A big thank you to Vincent Walsh, Professor of Human Brain Research at UCL, who recently treated the Sherwood Coaching group to a provocative talk on the science behind behavioural differences in men and women’s approaches to risk and probabilities.

Did you know?

  • In chess, female grandmasters use fewer aggressive opening moves than men.
  • Elite sportswomen typically play it safe earlier in the game than their male counterparts. Even Serena Williams, the world’s no 1 female tennis player will play not to lose, at an earlier stage than the male tennis player ranked 100th in the world.
  • Men make more investment decisions for the short term (sometimes winning headline grabbing returns), whereas the highest performing pension funds over longer periods tend to be run by women.
  • Most candidates who lose their deposits in General Elections are men. Female politicians tend to go for safer seats.
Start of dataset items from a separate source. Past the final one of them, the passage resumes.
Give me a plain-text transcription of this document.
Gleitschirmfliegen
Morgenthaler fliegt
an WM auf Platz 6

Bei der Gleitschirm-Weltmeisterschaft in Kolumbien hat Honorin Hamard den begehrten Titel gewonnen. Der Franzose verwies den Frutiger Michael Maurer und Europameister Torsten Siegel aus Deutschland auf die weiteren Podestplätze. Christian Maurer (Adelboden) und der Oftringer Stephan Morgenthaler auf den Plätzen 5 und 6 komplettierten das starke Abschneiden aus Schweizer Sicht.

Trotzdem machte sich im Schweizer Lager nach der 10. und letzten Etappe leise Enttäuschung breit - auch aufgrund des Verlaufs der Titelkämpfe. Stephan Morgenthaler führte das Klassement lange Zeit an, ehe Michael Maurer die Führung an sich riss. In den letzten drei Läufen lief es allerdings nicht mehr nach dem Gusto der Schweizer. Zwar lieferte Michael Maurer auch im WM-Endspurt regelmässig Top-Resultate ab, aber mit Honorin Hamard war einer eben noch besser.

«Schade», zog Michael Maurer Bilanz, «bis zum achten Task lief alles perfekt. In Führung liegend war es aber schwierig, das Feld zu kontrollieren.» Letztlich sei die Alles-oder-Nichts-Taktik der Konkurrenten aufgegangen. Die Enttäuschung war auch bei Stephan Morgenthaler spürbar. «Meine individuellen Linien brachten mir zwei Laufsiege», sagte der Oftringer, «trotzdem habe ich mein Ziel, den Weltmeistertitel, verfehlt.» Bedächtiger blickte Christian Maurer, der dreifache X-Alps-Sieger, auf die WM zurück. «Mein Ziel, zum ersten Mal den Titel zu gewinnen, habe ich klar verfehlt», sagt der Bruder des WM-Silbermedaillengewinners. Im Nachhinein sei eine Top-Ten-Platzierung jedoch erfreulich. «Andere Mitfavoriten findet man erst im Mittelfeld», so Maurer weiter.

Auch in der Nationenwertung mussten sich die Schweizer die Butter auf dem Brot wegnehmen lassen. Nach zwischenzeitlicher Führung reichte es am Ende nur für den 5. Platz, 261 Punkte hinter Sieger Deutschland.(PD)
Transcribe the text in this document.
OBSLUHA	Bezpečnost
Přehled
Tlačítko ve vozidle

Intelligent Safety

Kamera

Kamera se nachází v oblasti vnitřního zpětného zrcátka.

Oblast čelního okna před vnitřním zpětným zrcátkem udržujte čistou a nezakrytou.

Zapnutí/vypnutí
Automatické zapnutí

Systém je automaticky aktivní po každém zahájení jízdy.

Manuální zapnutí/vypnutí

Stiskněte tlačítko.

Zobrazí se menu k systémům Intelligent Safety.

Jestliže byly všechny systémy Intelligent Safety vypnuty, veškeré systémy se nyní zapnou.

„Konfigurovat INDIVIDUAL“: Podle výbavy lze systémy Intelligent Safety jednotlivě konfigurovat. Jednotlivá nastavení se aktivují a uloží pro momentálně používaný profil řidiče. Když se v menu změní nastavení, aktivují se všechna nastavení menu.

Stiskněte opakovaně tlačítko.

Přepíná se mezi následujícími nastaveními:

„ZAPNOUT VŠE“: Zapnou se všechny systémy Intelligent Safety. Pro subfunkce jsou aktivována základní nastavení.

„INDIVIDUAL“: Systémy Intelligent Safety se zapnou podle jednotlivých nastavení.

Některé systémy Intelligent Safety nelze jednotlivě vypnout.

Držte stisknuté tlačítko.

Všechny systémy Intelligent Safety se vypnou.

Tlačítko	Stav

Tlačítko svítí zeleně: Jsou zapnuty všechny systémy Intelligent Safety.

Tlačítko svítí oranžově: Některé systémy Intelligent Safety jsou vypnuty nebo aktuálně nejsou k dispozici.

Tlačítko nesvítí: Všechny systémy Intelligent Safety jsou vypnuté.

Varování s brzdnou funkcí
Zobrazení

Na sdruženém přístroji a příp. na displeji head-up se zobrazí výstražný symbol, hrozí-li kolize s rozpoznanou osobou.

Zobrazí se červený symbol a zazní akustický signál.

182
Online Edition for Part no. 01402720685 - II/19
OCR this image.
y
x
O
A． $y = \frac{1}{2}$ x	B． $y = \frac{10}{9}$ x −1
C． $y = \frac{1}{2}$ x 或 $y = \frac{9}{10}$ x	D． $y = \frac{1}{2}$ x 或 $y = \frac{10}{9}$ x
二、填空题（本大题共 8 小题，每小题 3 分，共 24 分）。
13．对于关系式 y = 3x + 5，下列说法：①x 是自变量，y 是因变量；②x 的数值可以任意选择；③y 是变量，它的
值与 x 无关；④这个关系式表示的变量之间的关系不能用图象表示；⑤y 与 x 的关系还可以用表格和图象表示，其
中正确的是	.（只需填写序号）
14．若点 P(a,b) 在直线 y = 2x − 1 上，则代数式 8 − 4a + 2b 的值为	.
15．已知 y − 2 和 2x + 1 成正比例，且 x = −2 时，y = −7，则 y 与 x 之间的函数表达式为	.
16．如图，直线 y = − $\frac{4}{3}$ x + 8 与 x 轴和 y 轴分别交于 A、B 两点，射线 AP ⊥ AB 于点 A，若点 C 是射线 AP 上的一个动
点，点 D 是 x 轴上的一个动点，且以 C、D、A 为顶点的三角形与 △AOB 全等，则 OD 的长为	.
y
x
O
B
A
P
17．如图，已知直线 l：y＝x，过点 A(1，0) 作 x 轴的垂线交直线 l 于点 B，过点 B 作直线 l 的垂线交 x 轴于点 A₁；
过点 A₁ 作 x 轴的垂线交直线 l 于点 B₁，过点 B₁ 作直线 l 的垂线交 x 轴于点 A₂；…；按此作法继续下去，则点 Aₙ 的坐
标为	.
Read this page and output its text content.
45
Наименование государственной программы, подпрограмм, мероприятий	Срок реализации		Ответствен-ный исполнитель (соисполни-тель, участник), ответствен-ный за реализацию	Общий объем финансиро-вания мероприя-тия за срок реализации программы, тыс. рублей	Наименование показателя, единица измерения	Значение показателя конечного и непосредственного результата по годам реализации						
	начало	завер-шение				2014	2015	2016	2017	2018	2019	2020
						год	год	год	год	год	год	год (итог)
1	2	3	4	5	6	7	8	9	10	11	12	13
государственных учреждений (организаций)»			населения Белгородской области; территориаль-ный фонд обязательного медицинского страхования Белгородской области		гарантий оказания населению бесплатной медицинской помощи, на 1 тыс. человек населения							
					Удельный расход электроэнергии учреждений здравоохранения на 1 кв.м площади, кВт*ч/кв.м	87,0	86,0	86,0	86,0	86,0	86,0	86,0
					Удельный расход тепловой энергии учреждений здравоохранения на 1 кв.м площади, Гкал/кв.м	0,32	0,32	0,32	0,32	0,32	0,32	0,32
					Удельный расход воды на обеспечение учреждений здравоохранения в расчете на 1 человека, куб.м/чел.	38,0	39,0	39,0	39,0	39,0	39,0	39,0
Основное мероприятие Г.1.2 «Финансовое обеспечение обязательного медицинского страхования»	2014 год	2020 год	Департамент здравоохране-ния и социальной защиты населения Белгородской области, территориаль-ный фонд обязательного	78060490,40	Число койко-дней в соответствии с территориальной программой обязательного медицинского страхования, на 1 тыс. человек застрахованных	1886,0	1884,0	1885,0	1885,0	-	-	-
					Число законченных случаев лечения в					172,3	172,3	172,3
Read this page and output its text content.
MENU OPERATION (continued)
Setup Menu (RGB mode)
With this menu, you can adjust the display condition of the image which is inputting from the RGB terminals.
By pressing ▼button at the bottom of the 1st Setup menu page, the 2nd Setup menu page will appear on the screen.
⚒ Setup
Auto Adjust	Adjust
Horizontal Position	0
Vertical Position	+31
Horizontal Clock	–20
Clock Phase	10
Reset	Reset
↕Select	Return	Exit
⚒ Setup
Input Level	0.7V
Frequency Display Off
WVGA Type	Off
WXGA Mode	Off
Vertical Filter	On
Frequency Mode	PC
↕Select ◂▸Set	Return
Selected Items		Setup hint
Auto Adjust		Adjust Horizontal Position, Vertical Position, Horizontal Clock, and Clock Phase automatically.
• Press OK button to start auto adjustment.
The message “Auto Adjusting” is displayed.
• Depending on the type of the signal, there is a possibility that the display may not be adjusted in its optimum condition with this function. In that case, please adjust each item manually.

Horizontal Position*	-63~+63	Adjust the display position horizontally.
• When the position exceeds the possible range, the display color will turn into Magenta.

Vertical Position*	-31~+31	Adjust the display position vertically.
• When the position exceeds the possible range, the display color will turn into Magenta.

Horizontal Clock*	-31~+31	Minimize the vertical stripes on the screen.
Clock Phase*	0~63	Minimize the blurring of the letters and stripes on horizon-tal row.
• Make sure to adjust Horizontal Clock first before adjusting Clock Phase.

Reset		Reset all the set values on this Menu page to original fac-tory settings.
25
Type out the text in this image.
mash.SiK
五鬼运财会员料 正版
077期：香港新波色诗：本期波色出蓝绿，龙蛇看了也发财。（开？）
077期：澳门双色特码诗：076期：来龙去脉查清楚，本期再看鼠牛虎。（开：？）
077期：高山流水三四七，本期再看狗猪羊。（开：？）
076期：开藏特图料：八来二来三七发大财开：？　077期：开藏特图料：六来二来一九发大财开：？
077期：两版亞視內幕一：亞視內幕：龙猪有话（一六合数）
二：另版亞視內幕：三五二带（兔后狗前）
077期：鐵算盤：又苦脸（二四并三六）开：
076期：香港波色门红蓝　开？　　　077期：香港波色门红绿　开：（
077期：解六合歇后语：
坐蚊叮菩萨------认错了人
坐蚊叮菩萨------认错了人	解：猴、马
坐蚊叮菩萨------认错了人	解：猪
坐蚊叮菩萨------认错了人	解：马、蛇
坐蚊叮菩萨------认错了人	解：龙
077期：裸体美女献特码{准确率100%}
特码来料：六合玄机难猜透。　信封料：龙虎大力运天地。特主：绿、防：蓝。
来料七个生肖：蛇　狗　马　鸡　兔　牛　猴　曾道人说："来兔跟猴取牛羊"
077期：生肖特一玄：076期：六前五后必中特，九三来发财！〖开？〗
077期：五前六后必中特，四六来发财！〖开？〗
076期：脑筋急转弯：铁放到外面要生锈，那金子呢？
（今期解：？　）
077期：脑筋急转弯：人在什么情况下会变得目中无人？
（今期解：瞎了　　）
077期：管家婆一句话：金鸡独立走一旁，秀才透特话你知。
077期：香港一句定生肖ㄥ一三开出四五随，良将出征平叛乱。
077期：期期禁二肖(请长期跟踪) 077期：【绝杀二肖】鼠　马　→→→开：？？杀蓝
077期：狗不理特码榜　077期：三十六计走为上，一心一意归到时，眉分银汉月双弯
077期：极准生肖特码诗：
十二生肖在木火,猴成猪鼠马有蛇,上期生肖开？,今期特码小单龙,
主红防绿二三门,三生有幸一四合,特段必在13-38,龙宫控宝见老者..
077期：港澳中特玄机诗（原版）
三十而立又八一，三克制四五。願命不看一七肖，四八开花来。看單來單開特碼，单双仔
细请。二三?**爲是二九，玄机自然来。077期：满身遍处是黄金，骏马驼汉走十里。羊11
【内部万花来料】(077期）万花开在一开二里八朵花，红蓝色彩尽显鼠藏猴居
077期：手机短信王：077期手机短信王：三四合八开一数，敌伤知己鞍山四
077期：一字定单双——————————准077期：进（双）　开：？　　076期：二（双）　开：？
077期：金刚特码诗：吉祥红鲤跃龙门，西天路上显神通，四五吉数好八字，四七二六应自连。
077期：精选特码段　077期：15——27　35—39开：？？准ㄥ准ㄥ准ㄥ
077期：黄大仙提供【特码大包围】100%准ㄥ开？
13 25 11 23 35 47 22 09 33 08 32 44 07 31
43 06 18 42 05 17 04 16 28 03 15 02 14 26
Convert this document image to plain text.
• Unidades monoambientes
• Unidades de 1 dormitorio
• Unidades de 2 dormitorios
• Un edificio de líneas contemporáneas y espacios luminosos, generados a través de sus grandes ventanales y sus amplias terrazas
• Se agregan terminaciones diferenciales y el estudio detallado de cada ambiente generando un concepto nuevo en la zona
In a session designed to challenge our thinking, Professor Walsh explained that his research has revealed that men and women typically show different neurological responses in tests involving risk assessment and probabilities.  Counter intuitively perhaps, women have been shown in such tests to be more objective and accurate in assessing risk and probabilities than their male counterparts.

So what?

These neurologically based differences may help to explain why, in the business world, women are less likely to apply for roles or opportunities they do not feel fully qualified for. We often hear that men get more promotions and more pay rises, but they also get more rejections and negative results as a consequence of putting themselves forward more often. However, men typically bounce back from these setbacks to succeed eventually. On the other hand women tend to take feedback and rejection more personally, and are therefore likely to particularly benefit from a buddy to help them interpret feedback and assess promotion opportunities more objectively

In his work with young athletes, Professor Walsh has noticed that teenage boys offered the opportunity of trying for a place in an Olympic team will grab the opportunity (however remote), whilst their female team mates will consider the pros and cons, assess the chances of success and often talk themselves out of it. However, encouraging female athletes to aim for the next level, taking each stage as a discrete target, has been more successful in encouraging female athletes to stay in the game. In the business world this might equate to helping women identify next steps or sub goals, rather than focussing on one overarching goal by which they define their success or failure.

Now what?

Some suggestions for women seeking success at senior level or for those supporting women to achieve:

  • Recognise the extent of your own (and others’) tendencies towards these biases and when they might not be serving you well;
  • Write down the behaviour you want to experiment with instead. This fosters commitment to making the change;
  • Establish your goals early and share with those who can offer support;
  • Break down your goals into a series of achievable next steps;
  • Find a buddy to help you interpret feedback objectively and assess opportunities for advancement;
  • Apply / volunteer for roles you think you might not get – it shows you are enthusiastic and want to be considered for future opportunities (and you might be surprised!);
  • Above all be aware of how your mind-set might be holding you back – be ready to challenge how you assess and respond to risk and probabilities – always assuming that the potential ‘prize’ really matters and is what you really do want.